3.2. Reference counts¶
A reference count is a count of how many references (that is, pointers) there are to a particular memory block from other blocks. It is used as the basis for some automatic recycling techniques that do not rely on tracing.
3.2.1. Simple reference counting¶
In a simple reference counting system, a reference count is kept for each object. This count is incremented for each new reference, and is decremented if a reference is overwritten, or if the referring object is recycled. If a reference count falls to zero, then the object is no longer required and can be recycled.
Reference counting is frequently chosen as an automatic memory management strategy because it seems simple to implement using manual memory management primitives. However, it is hard to implement efficiently because of the cost of updating the counts. It is also hard to implement reliably, because the standard technique cannot reclaim objects connected in a loop. In many cases, it is an inappropriate solution, and it would be preferable to use tracing garbage collection instead.

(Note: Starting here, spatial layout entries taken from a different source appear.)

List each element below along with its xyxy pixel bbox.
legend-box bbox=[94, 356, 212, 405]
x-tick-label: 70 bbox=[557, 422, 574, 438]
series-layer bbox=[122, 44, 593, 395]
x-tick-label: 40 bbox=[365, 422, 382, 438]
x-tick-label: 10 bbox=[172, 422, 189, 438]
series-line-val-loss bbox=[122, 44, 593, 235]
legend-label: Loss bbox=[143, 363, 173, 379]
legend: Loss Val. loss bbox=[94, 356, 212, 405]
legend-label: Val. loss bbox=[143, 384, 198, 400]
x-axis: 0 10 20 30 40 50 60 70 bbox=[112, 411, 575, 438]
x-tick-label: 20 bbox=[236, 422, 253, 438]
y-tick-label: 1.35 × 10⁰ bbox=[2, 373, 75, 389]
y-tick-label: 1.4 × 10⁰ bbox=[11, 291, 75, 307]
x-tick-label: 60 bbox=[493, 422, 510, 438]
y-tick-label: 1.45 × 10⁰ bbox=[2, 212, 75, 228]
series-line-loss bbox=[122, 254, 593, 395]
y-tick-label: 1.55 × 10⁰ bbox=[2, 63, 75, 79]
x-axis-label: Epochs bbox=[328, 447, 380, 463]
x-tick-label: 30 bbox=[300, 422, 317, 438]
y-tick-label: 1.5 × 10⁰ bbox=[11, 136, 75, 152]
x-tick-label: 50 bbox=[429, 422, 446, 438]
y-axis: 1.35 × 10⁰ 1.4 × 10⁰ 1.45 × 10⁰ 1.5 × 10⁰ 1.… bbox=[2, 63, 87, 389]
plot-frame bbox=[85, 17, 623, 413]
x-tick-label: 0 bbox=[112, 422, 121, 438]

Reference counting is most useful in situations where it can be guaranteed that there will be no loops and where modifications to the reference structure are comparatively infrequent. These circumstances can occur in some types of database structure and some file systems. Reference counting may also be useful if it is important that objects are recycled promptly, such as in systems with tight memory constraints.
3.2.2. Deferred reference counting¶
The performance of reference counting can be improved if not all references are taken into account. In one important technique, known as deferred reference counting, only references from other objects are counted, and references from program variables are ignored. Since most of the references to the object are likely to be from local variables, this can substantially reduce the overhead of keeping the counts up to date. An object cannot be reclaimed as soon as its count has dropped to zero, because there might still be a reference to it from a program variable. Instead, the program variables (including the control stack) are periodically scanned, and any objects which are not referenced from there and which have zero count are reclaimed.
Deferred reference counting cannot normally be used unless it is directly supported by the compiler. It’s more common for modern compilers to support tracing garbage collectors instead, because they can reclaim loops. Deferred reference counting may still be useful for its promptness—but that is limited by the frequency of scanning the program variables.
3.2.3. One-bit reference counting¶
Another variation on reference counting, known as the one-bit reference count, uses a single bit flag to indicate whether each object has either “one” or “many” references. If a reference to an object with “one” reference is removed, then the object can be recycled. If an object has “many” references, then removing references does not change this, and that object will never be recycled. It is possible to store the flag as part of the pointer to the object, so no additional space is required in each object to store the count. One-bit reference counting is effective in practice because most actual objects have a reference count of one.
3.2.4. Weighted reference counting¶
Reference counting is often used for tracking inter-process references for distributed garbage collection. This fails to collect objects in separate processes if they have looped references, but tracing collectors are usually too inefficient as inter-process tracing entails much communication between processes. Within a process, tracing collectors are often used for local recycling of memory.
Many distributed collectors use a technique called weighted reference counting, which reduces the level of communication even further. Each time a reference is copied, the weight of the reference is shared between the new and the old copies. Since this operation doesn’t change the total weight of all references, it doesn’t require any communication with the object. Communication is only required when references are deleted.